If there is a case for improveing project management when building schools and hospitals etc. (and I am inclined to think there is), then address this issue directly and don’t imagine that involving private sector players with very different motives will somehow – magically – solve the problem.  The really serious problems more usually arise from the government’s habit of being a bad client – for instance by chopping and changing specifications in mid project.  PFI does not help with this – indeed it can only make it worse.

 But the biggest problem of all with PFI may be that in embracing it the state sets itself up as a honeypot.  Many of the most successful and fastest growing UK companies of the last decade have been those that set themselves up to exploit this growing market which depends on old-school-tie networks, on revolving doors and secret deals. 

As George Monbiot argues in Captive State: The Corporate Takeover of Britain, what PFI actually means is virtually no democratic control or accountability (under the convenient guise of  ”commercial confidence”).   Moreover, cost savings are illusory – financing costs are through the roof and FPI hospitals typically have substantially few beds than the ones they replace.  His account of the Skye Bridge PFI debacle is one of the scariest things I have ever read.

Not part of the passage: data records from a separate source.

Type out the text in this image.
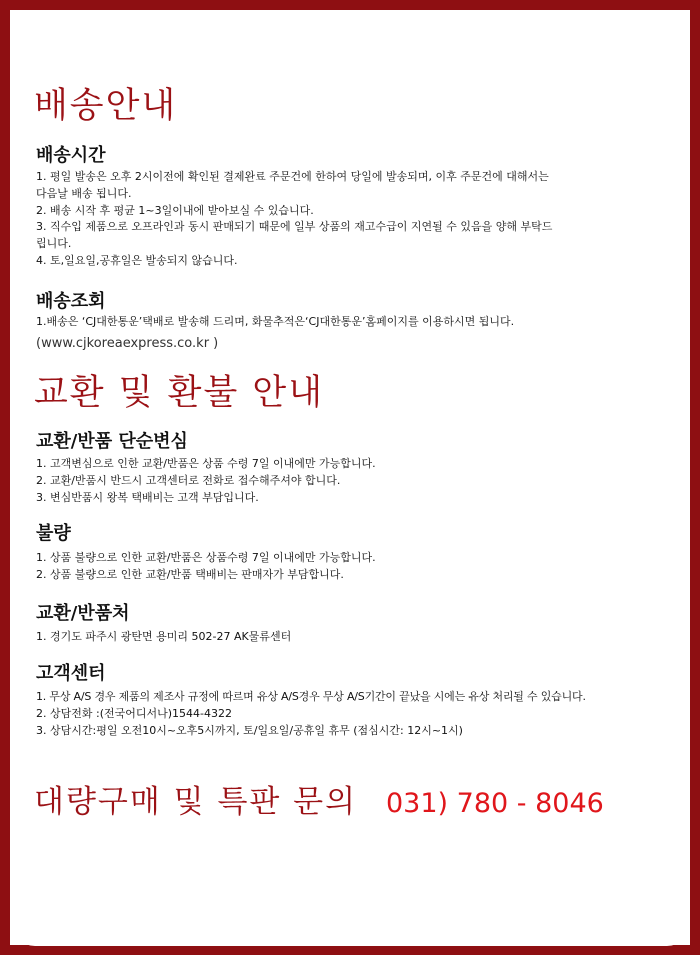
배송안내
배송시간
1. 평일 발송은 오후 2시이전에 확인된 결제완료 주문건에 한하여 당일에 발송되며, 이후 주문건에 대해서는
다음날 배송 됩니다.
2. 배송 시작 후 평균 1~3일이내에 받아보실 수 있습니다.
3. 직수입 제품으로 오프라인과 동시 판매되기 때문에 일부 상품의 재고수급이 지연될 수 있음을 양해 부탁드
립니다.
4. 토,일요일,공휴일은 발송되지 않습니다.
배송조회
1.배송은 ‘CJ대한통운’택배로 발송해 드리며, 화물추적은‘CJ대한통운’홈페이지를 이용하시면 됩니다.
(www.cjkoreaexpress.co.kr )
교환 및 환불 안내
교환/반품 단순변심
1. 고객변심으로 인한 교환/반품은 상품 수령 7일 이내에만 가능합니다.
2. 교환/반품시 반드시 고객센터로 전화로 접수해주셔야 합니다.
3. 변심반품시 왕복 택배비는 고객 부담입니다.
불량
1. 상품 불량으로 인한 교환/반품은 상품수령 7일 이내에만 가능합니다.
2. 상품 불량으로 인한 교환/반품 택배비는 판매자가 부담합니다.
교환/반품처
1. 경기도 파주시 광탄면 용미리 502-27 AK물류센터
고객센터
1. 무상 A/S 경우 제품의 제조사 규정에 따르며 유상 A/S경우 무상 A/S기간이 끝났을 시에는 유상 처리될 수 있습니다.
2. 상담전화 :(전국어디서나)1544-4322
3. 상담시간:평일 오전10시~오후5시까지, 토/일요일/공휴일 휴무 (점심시간: 12시~1시)
대량구매 및 특판 문의 031) 780 - 8046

It was always a bit of a mystery to me why, judging by the Party’s relatively low profile on PFI, other Lib Dems did not apparently feel as I did about  it.  Could I be so far from the mainstream?   Then I stumbled across Vince Cable’s call for views on PFI dating from July 2007.   Some trolls of course, some not sure, but plenty of contributors who see PFI very much as I do.

Lets kill PFI off now before it does even more damage.

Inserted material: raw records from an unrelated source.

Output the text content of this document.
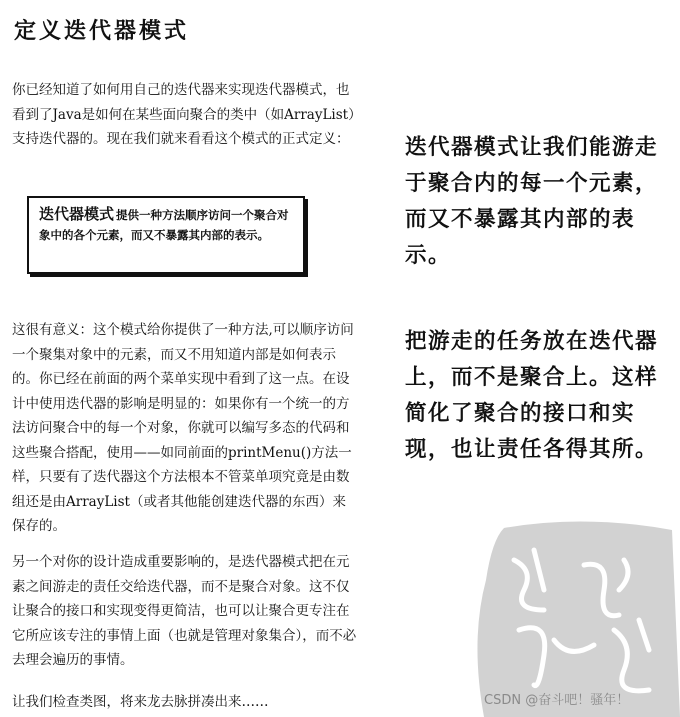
定义迭代器模式

你已经知道了如何用自己的迭代器来实现迭代器模式，也看到了Java是如何在某些面向聚合的类中（如ArrayList）支持迭代器的。现在我们就来看看这个模式的正式定义：

迭代器模式 提供一种方法顺序访问一个聚合对象中的各个元素，而又不暴露其内部的表示。

这很有意义：这个模式给你提供了一种方法,可以顺序访问一个聚集对象中的元素，而又不用知道内部是如何表示的。你已经在前面的两个菜单实现中看到了这一点。在设计中使用迭代器的影响是明显的：如果你有一个统一的方法访问聚合中的每一个对象，你就可以编写多态的代码和这些聚合搭配，使用——如同前面的printMenu()方法一样，只要有了迭代器这个方法根本不管菜单项究竟是由数组还是由ArrayList（或者其他能创建迭代器的东西）来保存的。

另一个对你的设计造成重要影响的，是迭代器模式把在元素之间游走的责任交给迭代器，而不是聚合对象。这不仅让聚合的接口和实现变得更简洁，也可以让聚合更专注在它所应该专注的事情上面（也就是管理对象集合），而不必去理会遍历的事情。

让我们检查类图，将来龙去脉拼凑出来……

迭代器模式让我们能游走于聚合内的每一个元素，而又不暴露其内部的表示。

把游走的任务放在迭代器上，而不是聚合上。这样简化了聚合的接口和实现，也让责任各得其所。

CSDN @奋斗吧！骚年！
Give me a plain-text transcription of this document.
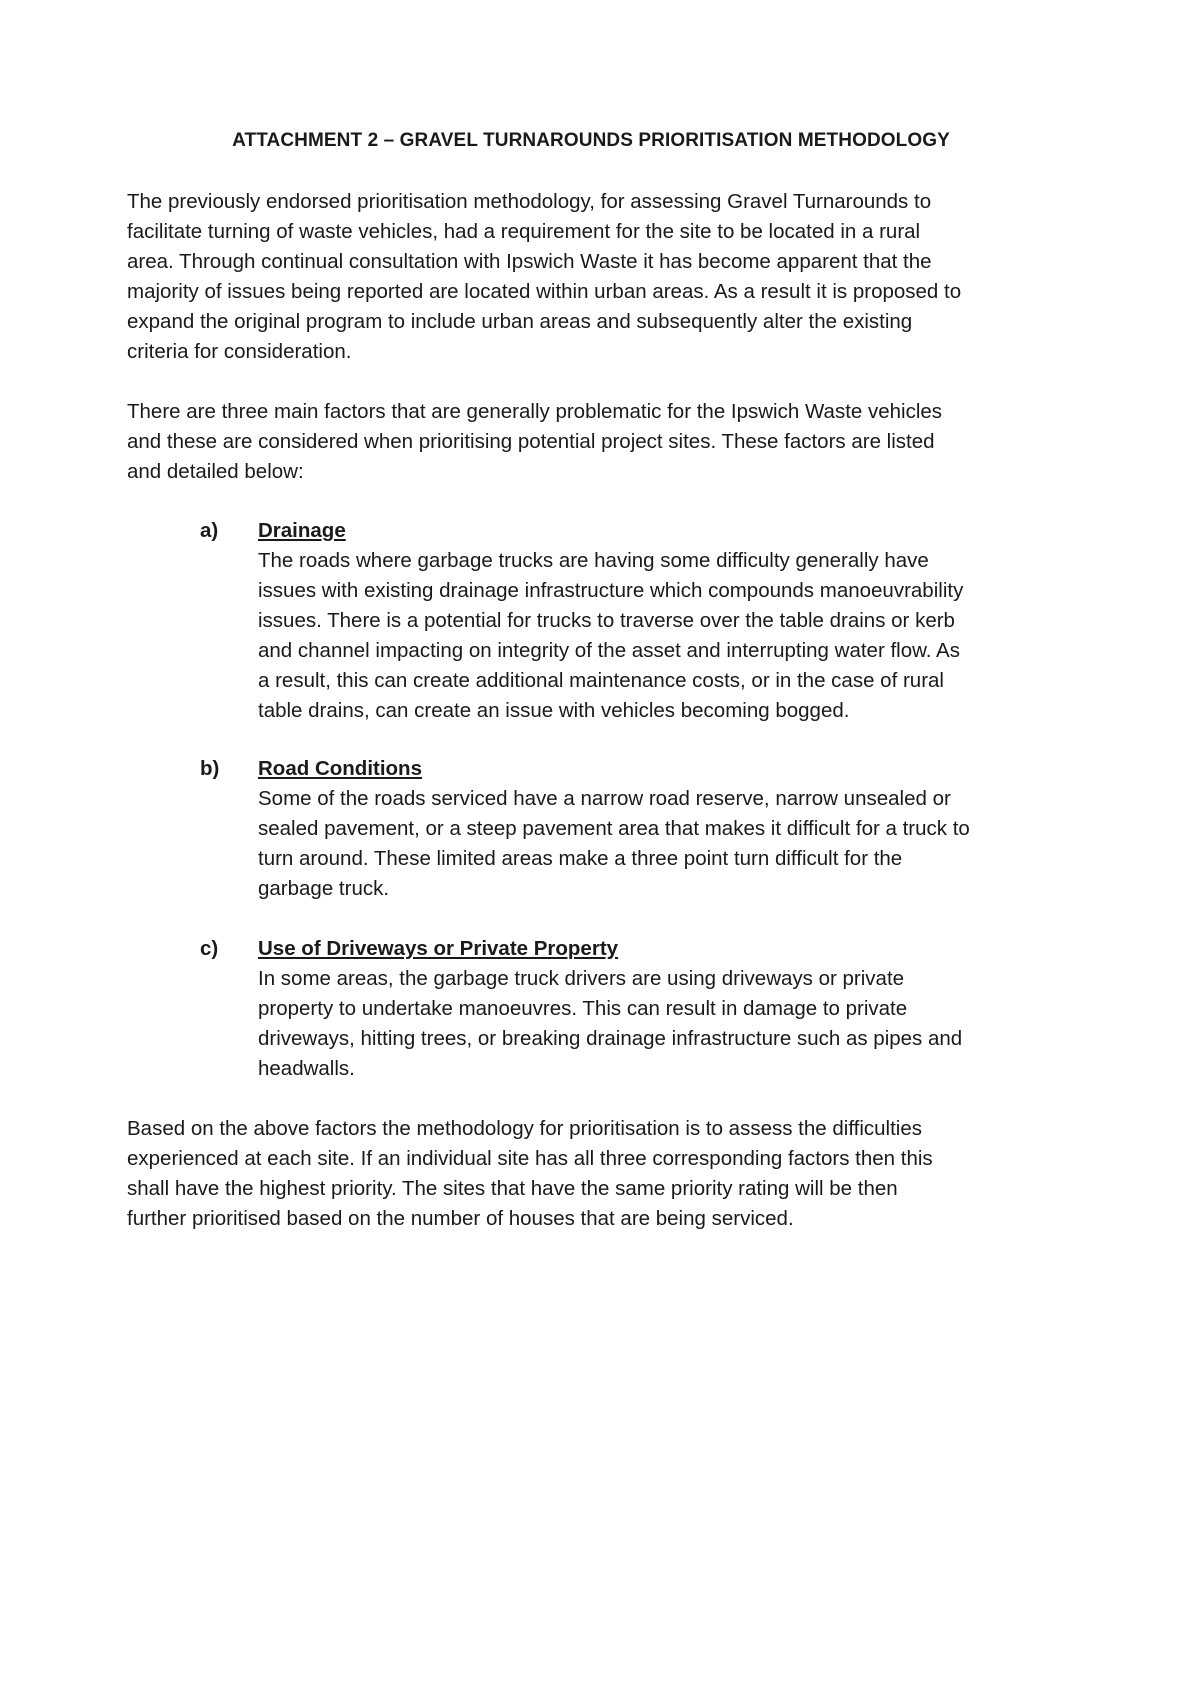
ATTACHMENT 2 – GRAVEL TURNAROUNDS PRIORITISATION METHODOLOGY
The previously endorsed prioritisation methodology, for assessing Gravel Turnarounds to
facilitate turning of waste vehicles, had a requirement for the site to be located in a rural
area. Through continual consultation with Ipswich Waste it has become apparent that the
majority of issues being reported are located within urban areas. As a result it is proposed to
expand the original program to include urban areas and subsequently alter the existing
criteria for consideration.
There are three main factors that are generally problematic for the Ipswich Waste vehicles
and these are considered when prioritising potential project sites. These factors are listed
and detailed below:
a) Drainage
The roads where garbage trucks are having some difficulty generally have
issues with existing drainage infrastructure which compounds manoeuvrability
issues. There is a potential for trucks to traverse over the table drains or kerb
and channel impacting on integrity of the asset and interrupting water flow. As
a result, this can create additional maintenance costs, or in the case of rural
table drains, can create an issue with vehicles becoming bogged.
b) Road Conditions
Some of the roads serviced have a narrow road reserve, narrow unsealed or
sealed pavement, or a steep pavement area that makes it difficult for a truck to
turn around. These limited areas make a three point turn difficult for the
garbage truck.
c) Use of Driveways or Private Property
In some areas, the garbage truck drivers are using driveways or private
property to undertake manoeuvres. This can result in damage to private
driveways, hitting trees, or breaking drainage infrastructure such as pipes and
headwalls.
Based on the above factors the methodology for prioritisation is to assess the difficulties
experienced at each site. If an individual site has all three corresponding factors then this
shall have the highest priority. The sites that have the same priority rating will be then
further prioritised based on the number of houses that are being serviced.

Britain: an Economic Sahel

25 September 2008

Gordon Brown used to trumpet his success in banishing the ’stop-go’ economy though he’s been strangely quiet on this recently.  Could it be that the difference between real fitness and pumping up with credit steroids is now painfully obvious to all?

Actually, even in his glory years there was another story in the real economy, happening largely beneath the media radar and so mainly unseen.

A friend is a robotic engineer.  He used to be part of a world-beating team of decommissioning experts working for British Nuclear (or whatever it was called at that stage).  His particular expertise was in robots that could decommission old nuclear facilities, going where no human could live – expertise that just has to be transferable to marine, space and goodness knows what other sectors.  I thought that he was well positioned career-wise and told him so only to be proven (temporarily) wrong when he was made redundant in one of the govt’s periodic cost-cutting drives.  The team is now split up and he works abroad.

The govt meanwhile is wondering why it is that young people don’t seem to want to go into science and engineering.  Could it be because they have more sense?

My friend’s experience is only one tiny part of what has happened to the entire UK nuclear industry on both the building and decommissioning sides with the inevitable result that the whole lot has slid into foreign hands.  As the BBC puts it:

…both clean-up and new-build will be dominated by large French companies, which are themselves controlled by the French state.

Something similar happened to railway rolling stock manufacturers under the Conservatives.  During all the prevarications, delays and changes of tack during the privatisation process, orders for new rolling stock dried up causing one of our oldest manufacturing industries to close. 

That is why when Virgin wanted new trains it had to go to Italy to buy the Pendolinos.

I could go on but already the pattern is clear.  Whatever is happening to the economy as a whole, individual sectors have all too often experienced unsurvivable swings in demand that are the industrial equivalent of repeated long droughts.  And it is these frequent draughts that make places like the Sahel so chronically impoverished.

My conclusion: govt needs to raise its game dramatically.  It talks the talk but doesn’t actually deliver.  Am I wrong to think that there are lots of votes in this and that people are far better at detecting BS than the politicians give them credit for?